5, cranial nerve symptoms: half of the patients have cranial nerve damage with peripheral paralysis of the linguopharyngeal vagus nerve and one or both facial nerves, followed by peripheral paresis of the adductor nerve of the oculoglossus and occasionally the optic nerve papilla edema may be due to inflammatory changes in the optic nerve itself or cerebral edema, or may be related to the significant increase in cerebrospinal fluid protein blocking the arachnoid villi and affecting cerebrospinal fluid absorption.

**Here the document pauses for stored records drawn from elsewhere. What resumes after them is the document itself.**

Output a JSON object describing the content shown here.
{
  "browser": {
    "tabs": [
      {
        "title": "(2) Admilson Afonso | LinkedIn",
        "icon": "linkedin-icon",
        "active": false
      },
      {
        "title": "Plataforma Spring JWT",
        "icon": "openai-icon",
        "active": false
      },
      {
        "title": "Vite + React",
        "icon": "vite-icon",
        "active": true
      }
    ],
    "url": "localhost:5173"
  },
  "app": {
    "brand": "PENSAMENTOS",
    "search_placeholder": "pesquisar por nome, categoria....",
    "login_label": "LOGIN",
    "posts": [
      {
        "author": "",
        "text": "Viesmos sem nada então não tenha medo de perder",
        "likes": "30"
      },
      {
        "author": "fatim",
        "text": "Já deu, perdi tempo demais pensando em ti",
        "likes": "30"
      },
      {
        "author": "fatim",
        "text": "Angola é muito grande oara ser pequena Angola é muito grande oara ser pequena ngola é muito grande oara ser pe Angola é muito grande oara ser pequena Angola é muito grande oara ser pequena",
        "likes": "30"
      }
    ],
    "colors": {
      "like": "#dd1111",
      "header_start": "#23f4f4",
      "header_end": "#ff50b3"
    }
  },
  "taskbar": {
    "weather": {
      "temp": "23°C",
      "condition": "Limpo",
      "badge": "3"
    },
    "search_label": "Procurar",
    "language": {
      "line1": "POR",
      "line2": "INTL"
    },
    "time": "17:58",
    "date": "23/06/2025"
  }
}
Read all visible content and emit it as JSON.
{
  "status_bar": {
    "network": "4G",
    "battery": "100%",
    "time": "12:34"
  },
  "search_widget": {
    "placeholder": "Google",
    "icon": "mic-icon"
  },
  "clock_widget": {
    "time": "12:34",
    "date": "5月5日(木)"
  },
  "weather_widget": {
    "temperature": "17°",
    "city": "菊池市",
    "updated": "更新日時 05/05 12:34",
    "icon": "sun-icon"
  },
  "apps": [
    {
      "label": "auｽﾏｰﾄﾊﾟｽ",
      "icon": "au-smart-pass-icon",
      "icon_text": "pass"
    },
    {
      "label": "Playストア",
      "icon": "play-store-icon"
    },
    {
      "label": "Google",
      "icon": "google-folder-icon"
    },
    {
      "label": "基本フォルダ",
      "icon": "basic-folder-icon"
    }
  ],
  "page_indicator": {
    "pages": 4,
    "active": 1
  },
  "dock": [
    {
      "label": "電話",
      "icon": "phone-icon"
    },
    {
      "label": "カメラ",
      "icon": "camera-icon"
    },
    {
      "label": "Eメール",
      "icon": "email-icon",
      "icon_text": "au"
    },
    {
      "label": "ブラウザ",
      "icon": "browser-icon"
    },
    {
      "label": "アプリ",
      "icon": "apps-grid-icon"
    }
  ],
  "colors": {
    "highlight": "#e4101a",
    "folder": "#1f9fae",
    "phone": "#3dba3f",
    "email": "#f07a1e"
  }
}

There are variants of GBS and the number of reports is increasing. The knowledge of variant GBS can help in the diagnosis of GBS and prevent misdiagnosis.
1. Fisher syndrome: Fisher syndrome was first reported by Fisher in 1956 and has 5 major features.
(i) bilateral extraocular muscle paralysis.
(ii) bilateral symmetrical cerebellar ataxia.
(iii) loss of deep reflexes.
④ Separation of cerebrospinal fluid protein cells.
The first case of Fisher’s syndrome in China was reported by the author in 1979, and the number of reports in China has gradually increased since then.
2, ataxia type: Sun Shiji reported a case of ataxia type GBS, which mainly showed unstable walking, inability to move the hands, significant impairment of deep sensation, disappearance of tendon reflexes, nasal finger rotation, heel and knee shin test were not allowed RomDerg’s sign positive cerebrospinal fluid protein cell separation.